Fix artifacts on 16-bit GPUs #

You can specify the precision (lowp, mediump, highp) to use when running WebGL code. I have read that lower precision calculations will run faster and are more-widely supported. If I want Shade Map to run fast and on as many machines as possible I need it to work well at mediump precision. It currently runs at highp.

According to the spec, mediump precision is 10 bits, I believe the smallest number it can hold is 0.00006103515625 . A problem occurs when the angle of the sun changes by .00001 radians or the earth curves .00001 meters between two points and using these numbers in a calculation with bigger numbers effectively makes them 0. You can see artifacts appear at mediump that don’t exist at highp. They manifest as blocky, repeating or phantom shadows. Here’s an example:

Screenshot 2021-03-29 at 12.53.30.png

Optimize finding max elevation #

Currently, one of the slowest operations is figuring out the highest elevation on the screen. Anytime you drag or zoom the map, there is a brief lag as the highest elevation is recalculated. There is an elevation associated with each pixel on the map and finding the largest value involves iterating through each pixel and seeing if its elevation is largest encountered so far. On my display that’s close to 2 million (pixels) iterations!

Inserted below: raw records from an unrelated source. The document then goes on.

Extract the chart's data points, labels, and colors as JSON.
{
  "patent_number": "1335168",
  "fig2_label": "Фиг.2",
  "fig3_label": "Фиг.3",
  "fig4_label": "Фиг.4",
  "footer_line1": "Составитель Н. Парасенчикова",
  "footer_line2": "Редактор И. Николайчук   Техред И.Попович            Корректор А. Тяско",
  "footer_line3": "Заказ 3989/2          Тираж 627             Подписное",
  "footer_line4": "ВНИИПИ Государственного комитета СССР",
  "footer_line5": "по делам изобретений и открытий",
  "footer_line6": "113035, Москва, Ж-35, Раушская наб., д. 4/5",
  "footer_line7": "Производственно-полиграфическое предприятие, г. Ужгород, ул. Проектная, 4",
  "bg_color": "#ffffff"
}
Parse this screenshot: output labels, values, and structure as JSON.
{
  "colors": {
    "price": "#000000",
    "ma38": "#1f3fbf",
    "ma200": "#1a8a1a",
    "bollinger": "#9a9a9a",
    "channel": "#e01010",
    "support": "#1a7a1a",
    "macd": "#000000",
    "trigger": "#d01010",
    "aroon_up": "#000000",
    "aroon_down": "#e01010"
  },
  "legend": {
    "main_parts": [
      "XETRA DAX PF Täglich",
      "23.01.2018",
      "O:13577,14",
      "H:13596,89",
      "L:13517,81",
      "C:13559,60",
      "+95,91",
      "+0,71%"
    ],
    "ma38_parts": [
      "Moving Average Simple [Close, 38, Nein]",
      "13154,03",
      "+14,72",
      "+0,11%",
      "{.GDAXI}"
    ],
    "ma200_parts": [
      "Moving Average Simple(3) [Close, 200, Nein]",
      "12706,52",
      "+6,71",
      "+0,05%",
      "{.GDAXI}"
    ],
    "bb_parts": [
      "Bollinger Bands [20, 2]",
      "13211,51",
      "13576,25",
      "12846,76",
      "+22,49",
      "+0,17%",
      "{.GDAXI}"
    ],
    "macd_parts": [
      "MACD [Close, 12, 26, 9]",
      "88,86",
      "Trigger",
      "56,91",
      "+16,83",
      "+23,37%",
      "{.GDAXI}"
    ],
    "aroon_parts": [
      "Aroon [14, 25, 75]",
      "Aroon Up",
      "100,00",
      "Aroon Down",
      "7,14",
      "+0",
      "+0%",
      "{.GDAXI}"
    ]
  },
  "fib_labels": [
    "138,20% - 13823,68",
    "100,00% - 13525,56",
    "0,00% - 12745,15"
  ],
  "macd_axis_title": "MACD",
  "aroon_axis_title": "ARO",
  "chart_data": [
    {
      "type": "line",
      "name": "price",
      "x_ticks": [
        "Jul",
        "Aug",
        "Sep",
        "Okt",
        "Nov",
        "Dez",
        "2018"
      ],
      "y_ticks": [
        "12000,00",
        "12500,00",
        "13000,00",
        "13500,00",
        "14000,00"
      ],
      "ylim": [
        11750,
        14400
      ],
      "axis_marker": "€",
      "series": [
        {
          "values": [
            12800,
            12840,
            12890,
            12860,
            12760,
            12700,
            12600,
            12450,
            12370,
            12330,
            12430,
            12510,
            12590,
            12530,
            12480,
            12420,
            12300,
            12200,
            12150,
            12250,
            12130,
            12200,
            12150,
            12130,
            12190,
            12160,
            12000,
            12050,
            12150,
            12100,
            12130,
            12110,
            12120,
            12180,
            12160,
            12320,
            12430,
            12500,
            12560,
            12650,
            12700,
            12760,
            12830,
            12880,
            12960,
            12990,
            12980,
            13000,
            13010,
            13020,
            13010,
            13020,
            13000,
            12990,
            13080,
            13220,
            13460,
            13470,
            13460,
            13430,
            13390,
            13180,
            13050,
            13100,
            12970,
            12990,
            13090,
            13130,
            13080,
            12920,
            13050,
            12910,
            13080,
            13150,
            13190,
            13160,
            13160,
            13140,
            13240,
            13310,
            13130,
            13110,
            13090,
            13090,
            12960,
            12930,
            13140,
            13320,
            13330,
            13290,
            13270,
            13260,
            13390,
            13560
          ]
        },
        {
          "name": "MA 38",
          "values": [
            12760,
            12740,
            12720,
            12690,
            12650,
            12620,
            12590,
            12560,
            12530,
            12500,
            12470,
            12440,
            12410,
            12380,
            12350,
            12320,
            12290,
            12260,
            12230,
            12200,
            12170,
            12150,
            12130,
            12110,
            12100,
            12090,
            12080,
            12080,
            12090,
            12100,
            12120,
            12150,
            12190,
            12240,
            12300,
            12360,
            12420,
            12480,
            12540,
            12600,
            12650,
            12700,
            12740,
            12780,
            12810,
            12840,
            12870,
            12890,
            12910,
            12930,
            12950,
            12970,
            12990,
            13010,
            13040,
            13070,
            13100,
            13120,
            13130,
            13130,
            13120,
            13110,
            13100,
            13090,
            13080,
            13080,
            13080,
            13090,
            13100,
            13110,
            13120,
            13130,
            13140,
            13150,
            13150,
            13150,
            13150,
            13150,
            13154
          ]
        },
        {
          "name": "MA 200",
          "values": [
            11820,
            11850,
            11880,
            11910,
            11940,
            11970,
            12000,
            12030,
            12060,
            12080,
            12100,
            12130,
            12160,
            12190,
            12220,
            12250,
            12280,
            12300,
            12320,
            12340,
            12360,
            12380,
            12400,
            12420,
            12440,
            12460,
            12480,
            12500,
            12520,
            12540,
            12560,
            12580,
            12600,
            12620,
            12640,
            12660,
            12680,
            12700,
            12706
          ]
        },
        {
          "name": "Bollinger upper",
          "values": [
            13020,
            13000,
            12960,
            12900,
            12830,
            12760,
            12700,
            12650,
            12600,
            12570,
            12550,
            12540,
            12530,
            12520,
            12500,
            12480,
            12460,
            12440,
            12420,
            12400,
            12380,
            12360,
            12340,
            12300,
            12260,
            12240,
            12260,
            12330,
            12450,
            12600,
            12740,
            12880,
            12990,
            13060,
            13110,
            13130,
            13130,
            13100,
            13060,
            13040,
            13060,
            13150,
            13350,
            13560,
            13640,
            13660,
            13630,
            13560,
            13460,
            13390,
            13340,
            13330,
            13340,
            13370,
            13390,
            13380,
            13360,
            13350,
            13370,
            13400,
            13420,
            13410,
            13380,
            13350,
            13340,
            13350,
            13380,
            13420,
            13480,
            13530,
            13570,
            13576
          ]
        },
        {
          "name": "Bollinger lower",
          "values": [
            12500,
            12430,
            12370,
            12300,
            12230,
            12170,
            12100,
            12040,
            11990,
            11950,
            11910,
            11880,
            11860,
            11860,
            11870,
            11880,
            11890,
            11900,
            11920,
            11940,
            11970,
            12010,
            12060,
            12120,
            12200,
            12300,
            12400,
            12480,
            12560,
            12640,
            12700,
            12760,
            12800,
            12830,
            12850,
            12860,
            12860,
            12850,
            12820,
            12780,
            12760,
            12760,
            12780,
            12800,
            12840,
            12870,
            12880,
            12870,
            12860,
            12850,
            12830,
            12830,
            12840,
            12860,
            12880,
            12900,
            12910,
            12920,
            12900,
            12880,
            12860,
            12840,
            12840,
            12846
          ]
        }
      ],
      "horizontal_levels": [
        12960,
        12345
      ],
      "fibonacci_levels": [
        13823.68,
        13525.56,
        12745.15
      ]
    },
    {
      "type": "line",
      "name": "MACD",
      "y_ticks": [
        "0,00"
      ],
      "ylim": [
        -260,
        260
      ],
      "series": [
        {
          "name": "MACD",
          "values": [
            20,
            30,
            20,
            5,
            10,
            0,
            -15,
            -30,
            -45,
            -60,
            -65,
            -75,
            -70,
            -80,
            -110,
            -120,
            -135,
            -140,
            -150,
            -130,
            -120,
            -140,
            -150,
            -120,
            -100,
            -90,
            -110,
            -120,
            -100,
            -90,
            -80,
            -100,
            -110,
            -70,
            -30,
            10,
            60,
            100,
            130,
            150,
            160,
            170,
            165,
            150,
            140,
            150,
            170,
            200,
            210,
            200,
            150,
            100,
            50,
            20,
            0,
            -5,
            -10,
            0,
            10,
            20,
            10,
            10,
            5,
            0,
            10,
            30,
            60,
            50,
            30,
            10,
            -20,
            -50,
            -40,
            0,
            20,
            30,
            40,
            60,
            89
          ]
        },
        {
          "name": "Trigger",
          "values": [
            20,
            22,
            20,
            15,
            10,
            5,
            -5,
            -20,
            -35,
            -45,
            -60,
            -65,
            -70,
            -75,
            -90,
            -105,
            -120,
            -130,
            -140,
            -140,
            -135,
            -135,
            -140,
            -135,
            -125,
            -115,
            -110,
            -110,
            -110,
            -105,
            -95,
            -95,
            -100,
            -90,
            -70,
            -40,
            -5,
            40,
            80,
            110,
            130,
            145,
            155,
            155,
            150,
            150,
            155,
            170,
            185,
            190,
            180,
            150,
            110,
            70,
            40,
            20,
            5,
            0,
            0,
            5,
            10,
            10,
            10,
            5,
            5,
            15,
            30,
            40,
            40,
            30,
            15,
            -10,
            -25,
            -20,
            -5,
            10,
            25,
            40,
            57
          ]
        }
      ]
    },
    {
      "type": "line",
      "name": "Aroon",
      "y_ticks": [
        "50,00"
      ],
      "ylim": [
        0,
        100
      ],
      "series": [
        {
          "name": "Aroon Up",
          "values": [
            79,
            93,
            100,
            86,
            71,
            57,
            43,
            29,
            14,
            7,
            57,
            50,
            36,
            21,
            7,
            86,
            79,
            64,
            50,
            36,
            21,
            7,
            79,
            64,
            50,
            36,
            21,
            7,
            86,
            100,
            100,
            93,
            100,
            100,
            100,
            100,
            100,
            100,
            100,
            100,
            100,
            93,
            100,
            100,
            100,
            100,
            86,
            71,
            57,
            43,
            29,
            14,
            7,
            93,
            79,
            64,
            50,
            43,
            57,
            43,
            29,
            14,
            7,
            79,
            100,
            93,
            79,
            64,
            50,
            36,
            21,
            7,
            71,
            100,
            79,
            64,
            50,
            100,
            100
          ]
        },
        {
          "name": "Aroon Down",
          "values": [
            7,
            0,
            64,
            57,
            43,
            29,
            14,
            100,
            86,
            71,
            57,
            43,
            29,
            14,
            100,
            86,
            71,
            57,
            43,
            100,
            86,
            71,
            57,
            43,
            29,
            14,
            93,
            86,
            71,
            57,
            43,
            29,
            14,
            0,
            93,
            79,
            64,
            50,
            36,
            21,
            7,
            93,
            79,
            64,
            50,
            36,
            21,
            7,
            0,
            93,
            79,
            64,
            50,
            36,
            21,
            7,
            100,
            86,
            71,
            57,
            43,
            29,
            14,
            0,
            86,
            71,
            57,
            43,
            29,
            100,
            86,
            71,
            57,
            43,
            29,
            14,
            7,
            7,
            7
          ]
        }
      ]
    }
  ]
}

A smarter way is to use the GPU and check pixels in parallel, instead of one at a time. I can group 4 pixels at a time and choose the largest elevation among them, take those results and group them by fours to find their highest elevation and repeat the grouping until only the largest elevation is left. On my screen this would only take 20 iterations of grouping. A significant performance improvement at the cost of much more complicated code which I have tried to write and re-write many times but am yet to master renderbuffers and textures.